I was dying, in so many ways.

I got to my feet, as I felt the words fall out of me; slowly being forgotten.

“There’s a lady inside of my head,” I cried.

I stepped forward, pulled by her marble hands. She was greedy. Hungry. Excited to turn to flesh.

“Who comes out… when I am in bed.”

Her eyes were moving, turning into a vivid green. My vision blurred.

“She dresses in white,” I said, watching her beautiful dress. “She keeps out of sight.”

A last ditch-effort. I didn’t even know why I did it.

And pulls at my mind…

I fell forward. I could hear her draw her first breath, as my own chest closed. My body was shutting down, my mind and soul being unraveled like a loose thread. Her presence turned warm, as her body felt that first pulse of life.

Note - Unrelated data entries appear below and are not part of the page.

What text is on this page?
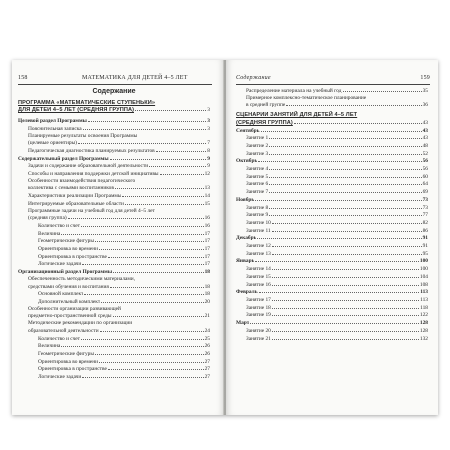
158	МАТЕМАТИКА ДЛЯ ДЕТЕЙ 4–5 ЛЕТ
Содержание
ПРОГРАММА «МАТЕМАТИЧЕСКИЕ СТУПЕНЬКИ»
ДЛЯ ДЕТЕЙ 4–5 ЛЕТ (СРЕДНЯЯ ГРУППА)	3
Целевой раздел Программы	3
Пояснительная записка	3
Планируемые результаты освоения Программы
(целевые ориентиры)	7
Педагогическая диагностика планируемых результатов	8
Содержательный раздел Программы	9
Задачи и содержание образовательной деятельности	9
Способы и направления поддержки детской инициативы	12
Особенности взаимодействия педагогического
коллектива с семьями воспитанников	13
Характеристики реализации Программы	14
Интегрируемые образовательные области	15
Программные задачи на учебный год для детей 4–5 лет
(средняя группа)	16
Количество и счет	16
Величина	17
Геометрические фигуры	17
Ориентировка во времени	17
Ориентировка в пространстве	17
Логические задачи	17
Организационный раздел Программы	18
Обеспеченность методическими материалами,
средствами обучения и воспитания	18
Основной комплект	18
Дополнительный комплект	20
Особенности организации развивающей
предметно-пространственной среды	21
Методические рекомендации по организации
образовательной деятельности	24
Количество и счет	25
Величина	26
Геометрические фигуры	26
Ориентировка во времени	27
Ориентировка в пространстве	27
Логические задачи	27
Содержание	159
Распределение материала на учебный год	35
Примерное комплексно-тематическое планирование
в средней группе	36
СЦЕНАРИИ ЗАНЯТИЙ ДЛЯ ДЕТЕЙ 4–5 ЛЕТ
(СРЕДНЯЯ ГРУППА)	43
Сентябрь	43
Занятие 1	43
Занятие 2	48
Занятие 3	52
Октябрь	56
Занятие 4	56
Занятие 5	60
Занятие 6	64
Занятие 7	69
Ноябрь	73
Занятие 8	73
Занятие 9	77
Занятие 10	82
Занятие 11	86
Декабрь	91
Занятие 12	91
Занятие 13	95
Январь	100
Занятие 14	100
Занятие 15	104
Занятие 16	108
Февраль	113
Занятие 17	113
Занятие 18	118
Занятие 19	122
Март	128
Занятие 20	128
Занятие 21	132
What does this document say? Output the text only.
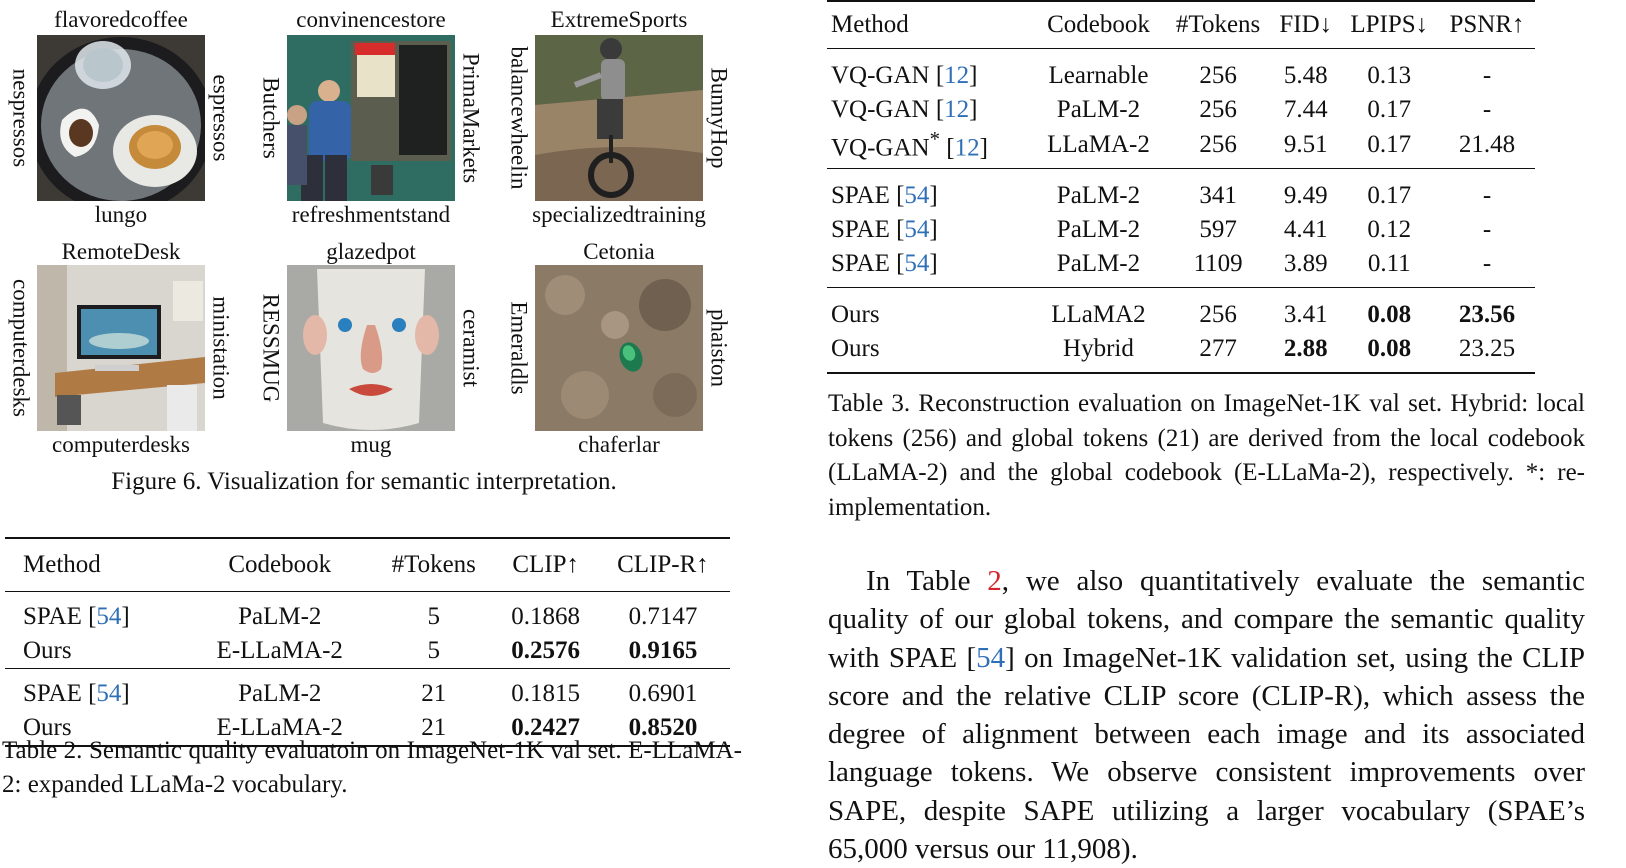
flavoredcoffee
lungo
nespressos	espressos
convinencestore
refreshmentstand
Butchers	PrimaMarkets
ExtremeSports
specializedtraining
balancewheelin	BunnyHop
RemoteDesk
computerdesks
computerdesks	ministation
glazedpot
mug
RESSMUG	ceramist
Cetonia
chaferlar
Emeraldls	phaiston
Figure 6. Visualization for semantic interpretation.
Method	Codebook	#Tokens	CLIP↑	CLIP-R↑
SPAE [54]	PaLM-2	5	0.1868	0.7147
Ours	E-LLaMA-2	5	0.2576	0.9165
SPAE [54]	PaLM-2	21	0.1815	0.6901
Ours	E-LLaMA-2	21	0.2427	0.8520
Table 2. Semantic quality evaluatoin on ImageNet-1K val set. E-LLaMA-2: expanded LLaMa-2 vocabulary.
Method	Codebook	#Tokens	FID↓	LPIPS↓	PSNR↑
VQ-GAN [12]	Learnable	256	5.48	0.13	-
VQ-GAN [12]	PaLM-2	256	7.44	0.17	-
VQ-GAN* [12]	LLaMA-2	256	9.51	0.17	21.48
SPAE [54]	PaLM-2	341	9.49	0.17	-
SPAE [54]	PaLM-2	597	4.41	0.12	-
SPAE [54]	PaLM-2	1109	3.89	0.11	-
Ours	LLaMA2	256	3.41	0.08	23.56
Ours	Hybrid	277	2.88	0.08	23.25
Table 3. Reconstruction evaluation on ImageNet-1K val set. Hybrid: local tokens (256) and global tokens (21) are derived from the local codebook (LLaMA-2) and the global codebook (E-LLaMa-2), respectively. *: re-implementation.
In Table 2, we also quantitatively evaluate the semantic quality of our global tokens, and compare the semantic quality with SPAE [54] on ImageNet-1K validation set, using the CLIP score and the relative CLIP score (CLIP-R), which assess the degree of alignment between each image and its associated language tokens. We observe consistent improvements over SAPE, despite SAPE utilizing a larger vocabulary (SPAE’s 65,000 versus our 11,908).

But as I fell, my hands touched that white dress, and it all came rushing back.

It absorbed into me. Into my hands, my face, my chest. Decades of unbearable loss coming back to me all at once. Anxieties I’d pushed away seeped into the cracks in my mind. Anxiety and sorrow, burning like a hot iron.

I just laid there, screaming. Begging for someone, anyone, to kill me.

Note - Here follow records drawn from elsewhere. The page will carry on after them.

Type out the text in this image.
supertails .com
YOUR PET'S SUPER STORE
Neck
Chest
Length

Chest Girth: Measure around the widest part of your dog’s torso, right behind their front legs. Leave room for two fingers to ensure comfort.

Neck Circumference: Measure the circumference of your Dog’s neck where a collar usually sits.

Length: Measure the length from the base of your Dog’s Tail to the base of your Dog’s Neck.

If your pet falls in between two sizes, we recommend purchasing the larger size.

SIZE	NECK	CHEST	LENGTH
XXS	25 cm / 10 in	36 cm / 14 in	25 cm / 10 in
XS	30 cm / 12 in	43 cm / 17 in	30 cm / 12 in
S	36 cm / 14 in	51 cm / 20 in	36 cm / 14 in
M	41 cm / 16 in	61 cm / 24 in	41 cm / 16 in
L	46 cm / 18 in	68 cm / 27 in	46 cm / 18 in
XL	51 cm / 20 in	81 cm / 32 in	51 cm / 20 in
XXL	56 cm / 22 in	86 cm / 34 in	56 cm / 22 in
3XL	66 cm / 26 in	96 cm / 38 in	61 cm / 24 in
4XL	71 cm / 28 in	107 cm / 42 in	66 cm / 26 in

For the white lady to end it, to take me away.

But no, she was gone.

I’d forgotten the rhyme.

This was a couple of years ago.

I’ve been to therapy three times a week since then. Doctor Bogan tells me I’m in steady recovery. I’m coming to terms with all that I’ve tried to forget and accepting the things I’ve chosen to leave behind. She’s the first doctor that didn’t just dismiss me as having a breakdown or calling it all a coping mechanism. This was too complicated. While she doesn’t tell me she believes that the lady in white was truly physically real, she has no doubt in her mind that I was on the edge of disappearing; in one way or another.

But then there was that time a few weeks ago. I’d taken a number at the bank and was waiting for my turn. The lady in front of me had probably been there for half an hour. She’d fallen asleep in her chair, clutching her number.

“Number four!” the clerk called out.

As the lady slowly came to, I heard her mumble.

“…like a thread.”

Then she smiled, put her number away, and walked off.

Maybe the white lady found a new victim, trying to make herself real again.

Maybe she just wanted to remind me that she’s out there.

Or maybe she’s back, and I have no way to know what I’m missing.